© Videonale e.V.
*1960 in USA, lives in California, USA
Studied at University of Buffalo USA, at University of California at Berkeley USA, at American University in Cairo, EGY and at Cambridge University GBR
Exhibitions [selection]:
2012 Trauma, Desire, Otherness, City University of Hong Kong CHN
Cologne Experimental Documentary Film Festival, Köln GER
2011 Festival of (In)appropriation, Carsey-Wolf Center, Pollock Theater, UC Santa Barbara USA
Antimatter Film Festival, Victoria BC, CAN
2010 Sazmanab Gallery, Tehran, IRI
2009 Les Rencontres Internationales, Berlin (on consultation):,Haus der Kulturen der Welt, Berlin GER
2008 Universidad de los Andes, Bogotá, COL
2007 Museo de Arte, Biblioteca Luis Ángel Arango, Bogotá COL
Do Gallery, St Petersburg RUS
Peter Freund's visual and literary collage combines two notions of the word ‘camp’. A camp may signify a place where people are held together in a temporary shelter. Freund narrows down this meaning by using archive footage from Nazi camps and quotes from philosophers on the atrocities of WWII. The second meaning of camp, that of an aesthetic phenomenon marked by consciously artificial behavior, surfaces through a video potpourri of Busby Berkeley's 1943 movie “The Gang's All Here” with quotations from Oscar Wilde and Susan Sontag citations.

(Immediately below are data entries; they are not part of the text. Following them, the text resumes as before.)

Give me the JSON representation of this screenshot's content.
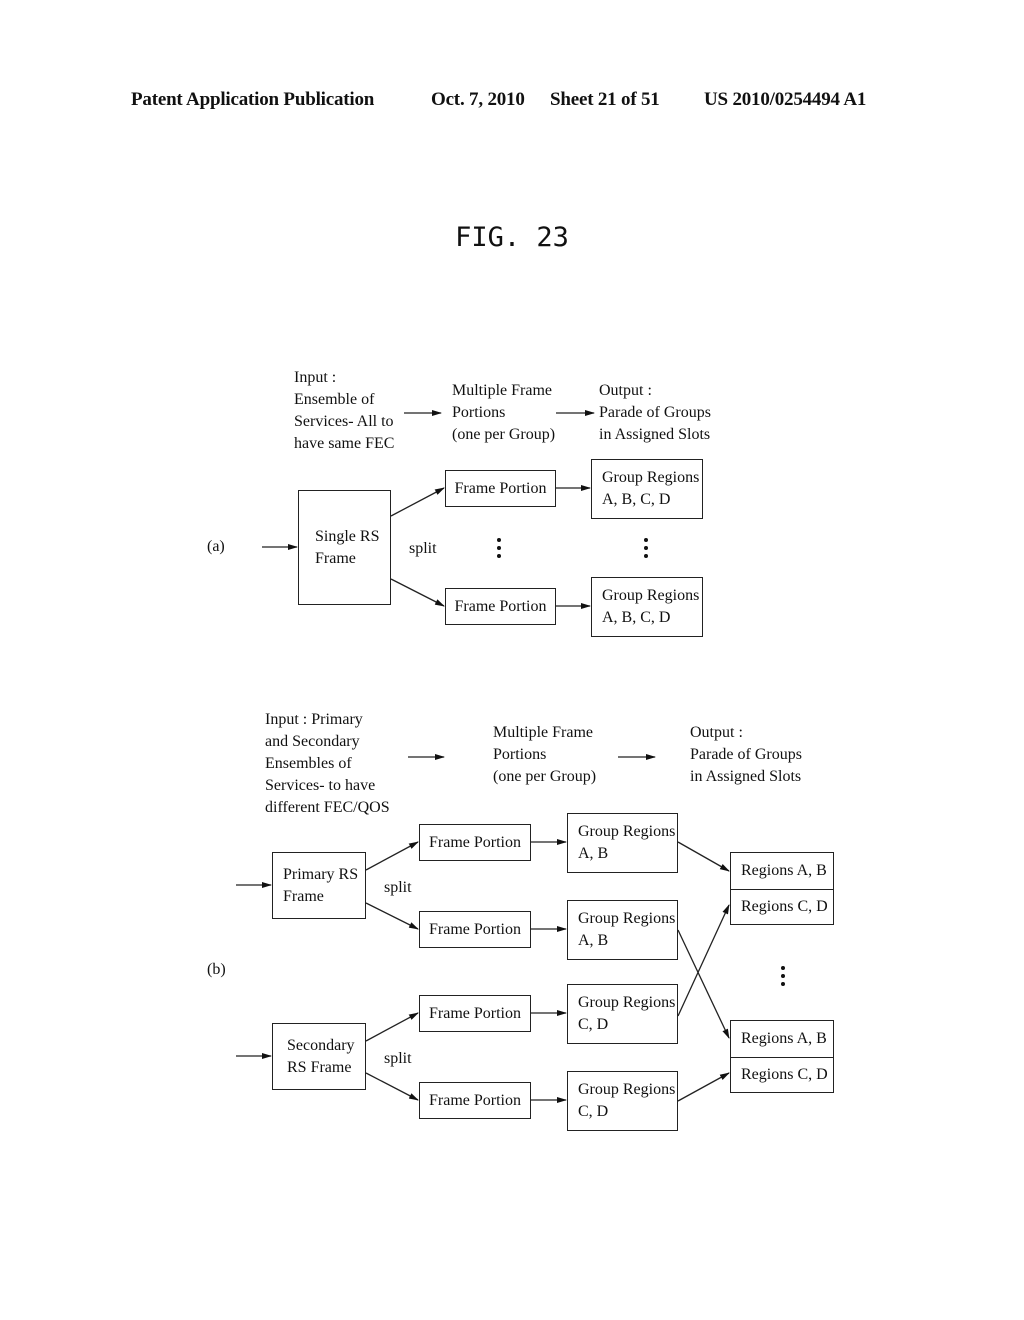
{
  "header": {
    "publication": "Patent Application Publication",
    "date": "Oct. 7, 2010",
    "sheet": "Sheet 21 of 51",
    "number": "US 2010/0254494 A1"
  },
  "figure": {
    "title": "FIG. 23"
  },
  "part_a": {
    "label": "(a)",
    "input_caption": "Input :\nEnsemble of\nServices- All to\nhave same FEC",
    "portions_caption": "Multiple Frame\nPortions\n(one per Group)",
    "output_caption": "Output :\nParade of Groups\nin Assigned Slots",
    "source_box": "Single RS\nFrame",
    "split_label": "split",
    "frame_portions": [
      "Frame Portion",
      "Frame Portion"
    ],
    "group_regions": [
      "Group Regions\nA, B, C, D",
      "Group Regions\nA, B, C, D"
    ],
    "ellipsis": "⋮"
  },
  "part_b": {
    "label": "(b)",
    "input_caption": "Input : Primary\nand Secondary\nEnsembles of\nServices- to have\ndifferent FEC/QOS",
    "portions_caption": "Multiple Frame\nPortions\n(one per Group)",
    "output_caption": "Output :\nParade of Groups\nin Assigned Slots",
    "primary_box": "Primary RS\nFrame",
    "secondary_box": "Secondary\nRS Frame",
    "split_labels": [
      "split",
      "split"
    ],
    "frame_portions": [
      "Frame Portion",
      "Frame Portion",
      "Frame Portion",
      "Frame Portion"
    ],
    "group_regions": [
      "Group Regions\nA, B",
      "Group Regions\nA, B",
      "Group Regions\nC, D",
      "Group Regions\nC, D"
    ],
    "slots": [
      {
        "top": "Regions A, B",
        "bottom": "Regions C, D"
      },
      {
        "top": "Regions A, B",
        "bottom": "Regions C, D"
      }
    ]
  }
}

Three narrators deliver the literary quotes. The first narrator opens with a question that encapsulates the essence of Freund's intellectual inquiry: We don't want to be indifferent to fascism and concentration camps, but how can we talk about a tragedy that did not happen to us? In this light, the incongruity of Freund's collage ceases to be a mere brazen mismatch between the austerity of black-and-white footage from Auschwitz and the color overload of Berkeley's dance scenes. Perhaps the second meaning of camp can provide a way out of the impossibility of speaking about the concentration camp experience. If we narrate it as a melodrama, through tears and laughter, we will be able to relieve ourselves of this collective trauma of nazism. Won’t we?